Unit 10: Physiology of Horticultural and Plantation Crop Species
Growth and development of horticultural and plantation crop species. Juvenility, shoot growth, types of shoots, patterns of shoot growth, cambial growth and its regulation. Physiological aspects of pruning and dwarfing. Growth measurements. Water relations of tree species. Water uptake and transport. Concepts of transpiration rate and water use efficiency. Sexual and asexual propagation. Rootstock and scion interactions. Physiology of flowering in perennial species, photoperiodism and thermoperiodism. Physiological aspects of fruit crops: mango, banana, grapes, citrus, papaya and pineapple etc. Physiological aspects of plantation crops: tea, coffee, cardamom, coconut, and black pepper. Physiological constraints and remedial measures of horticultural and plantation crops.
Unit 11: Post-Harvest Physiology
Senescence and ageing in plants. Ethylene - the senescence hormone, leaf senescence.
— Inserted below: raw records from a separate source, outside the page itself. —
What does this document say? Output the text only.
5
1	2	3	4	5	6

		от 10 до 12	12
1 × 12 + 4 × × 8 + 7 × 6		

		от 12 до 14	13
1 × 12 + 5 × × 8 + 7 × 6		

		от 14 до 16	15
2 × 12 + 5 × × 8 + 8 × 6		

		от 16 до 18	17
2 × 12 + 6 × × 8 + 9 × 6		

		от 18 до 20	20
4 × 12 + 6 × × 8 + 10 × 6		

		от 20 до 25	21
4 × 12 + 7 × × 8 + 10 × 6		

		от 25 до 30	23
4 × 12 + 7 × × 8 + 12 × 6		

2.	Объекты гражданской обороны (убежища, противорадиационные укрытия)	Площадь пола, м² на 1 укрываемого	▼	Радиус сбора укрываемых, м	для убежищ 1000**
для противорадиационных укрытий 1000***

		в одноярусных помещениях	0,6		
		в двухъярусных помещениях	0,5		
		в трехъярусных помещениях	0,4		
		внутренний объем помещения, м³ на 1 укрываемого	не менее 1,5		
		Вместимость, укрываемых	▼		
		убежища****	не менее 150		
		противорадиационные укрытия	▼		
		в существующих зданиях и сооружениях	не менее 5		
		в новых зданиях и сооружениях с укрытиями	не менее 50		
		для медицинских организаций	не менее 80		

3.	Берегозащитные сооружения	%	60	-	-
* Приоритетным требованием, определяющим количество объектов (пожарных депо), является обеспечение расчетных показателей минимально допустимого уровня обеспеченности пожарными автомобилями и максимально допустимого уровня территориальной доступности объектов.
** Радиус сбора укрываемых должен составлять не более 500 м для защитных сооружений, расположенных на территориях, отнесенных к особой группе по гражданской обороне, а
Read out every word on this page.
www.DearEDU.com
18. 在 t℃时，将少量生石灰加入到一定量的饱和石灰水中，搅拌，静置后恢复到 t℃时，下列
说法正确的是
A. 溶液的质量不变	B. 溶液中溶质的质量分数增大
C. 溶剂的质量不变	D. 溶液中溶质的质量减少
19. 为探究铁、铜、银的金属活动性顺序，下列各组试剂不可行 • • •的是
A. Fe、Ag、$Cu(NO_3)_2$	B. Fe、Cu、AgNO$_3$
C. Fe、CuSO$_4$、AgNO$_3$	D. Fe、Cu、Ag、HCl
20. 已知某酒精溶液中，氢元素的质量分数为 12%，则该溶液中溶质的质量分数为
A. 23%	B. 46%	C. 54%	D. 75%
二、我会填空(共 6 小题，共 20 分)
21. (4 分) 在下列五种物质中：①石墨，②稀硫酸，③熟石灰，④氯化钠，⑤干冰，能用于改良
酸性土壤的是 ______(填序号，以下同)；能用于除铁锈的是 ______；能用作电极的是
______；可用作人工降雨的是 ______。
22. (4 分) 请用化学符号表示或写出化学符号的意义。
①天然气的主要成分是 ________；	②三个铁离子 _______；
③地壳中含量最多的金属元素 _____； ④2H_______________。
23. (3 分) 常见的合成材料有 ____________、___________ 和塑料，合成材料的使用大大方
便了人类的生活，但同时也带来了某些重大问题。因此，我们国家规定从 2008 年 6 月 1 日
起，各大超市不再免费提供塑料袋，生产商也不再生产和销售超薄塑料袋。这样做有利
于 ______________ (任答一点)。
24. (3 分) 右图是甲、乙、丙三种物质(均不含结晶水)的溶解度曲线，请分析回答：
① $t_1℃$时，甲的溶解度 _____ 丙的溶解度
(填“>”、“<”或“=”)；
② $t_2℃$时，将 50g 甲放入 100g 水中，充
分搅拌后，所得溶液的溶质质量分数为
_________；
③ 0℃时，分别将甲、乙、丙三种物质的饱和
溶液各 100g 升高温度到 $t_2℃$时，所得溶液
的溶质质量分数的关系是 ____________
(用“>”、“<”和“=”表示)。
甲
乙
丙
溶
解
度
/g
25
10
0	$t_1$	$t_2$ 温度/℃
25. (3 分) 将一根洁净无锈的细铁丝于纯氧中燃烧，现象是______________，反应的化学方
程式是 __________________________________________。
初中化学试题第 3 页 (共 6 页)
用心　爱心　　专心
Monocarpic plant senescence. Biochemistry and molecular biology of flower senescence. Gene expression during senescence. Concept of physiological maturity of seeds - post harvest changes in biochemical constituents in field crops - loss of viability, loss of nutritive value, environmental factors influencing post-harvest deterioration of seeds. Physiological and biochemical changes during fruit ripening and storage. Senescence and post-harvest life of cut flowers. Physical, physiological and chemical control of post - harvest deterioration of fruits, vegetables and cut flowers and its significance during storage and transport. Molecular approach in regulation of fruit ripening. Transgenic technology for improvement of shelf-life. Edible vaccine.
Unit 12: Morphogenesis, Tissue Culture and Plant Transformation
Morphogenesis; the cellular basis of growth and morphogenesis; polarity in tip growing cells and diffusive growing cells. Control of cell division and differentiation, phyto-chromes, different forms, physiological effects and gene regulation, and cellular totipotency, physiology and biochemistry of differentiation, in organ cell, tissue and cultures, micropropagation strategies, application of tissue culture in agriculture, horticulture, forestry and industry: plant transformation; transformation vectors, concept of selectable and scorable markers. Agrobacterium mediated transformation, binary vectors, biolistics. Electroporation, selection of putative transgenic plants, genetic analysis. PCR, Southern analysis evaluation of transgenic plants.
Unit 13: Phenomics
Phenotyping methods, phenotyping under different abiotic stress like drought, High temp., salinity etc. Image based phenotyping traits, Use of UAV in phenotyping and trait dissection under field conditions.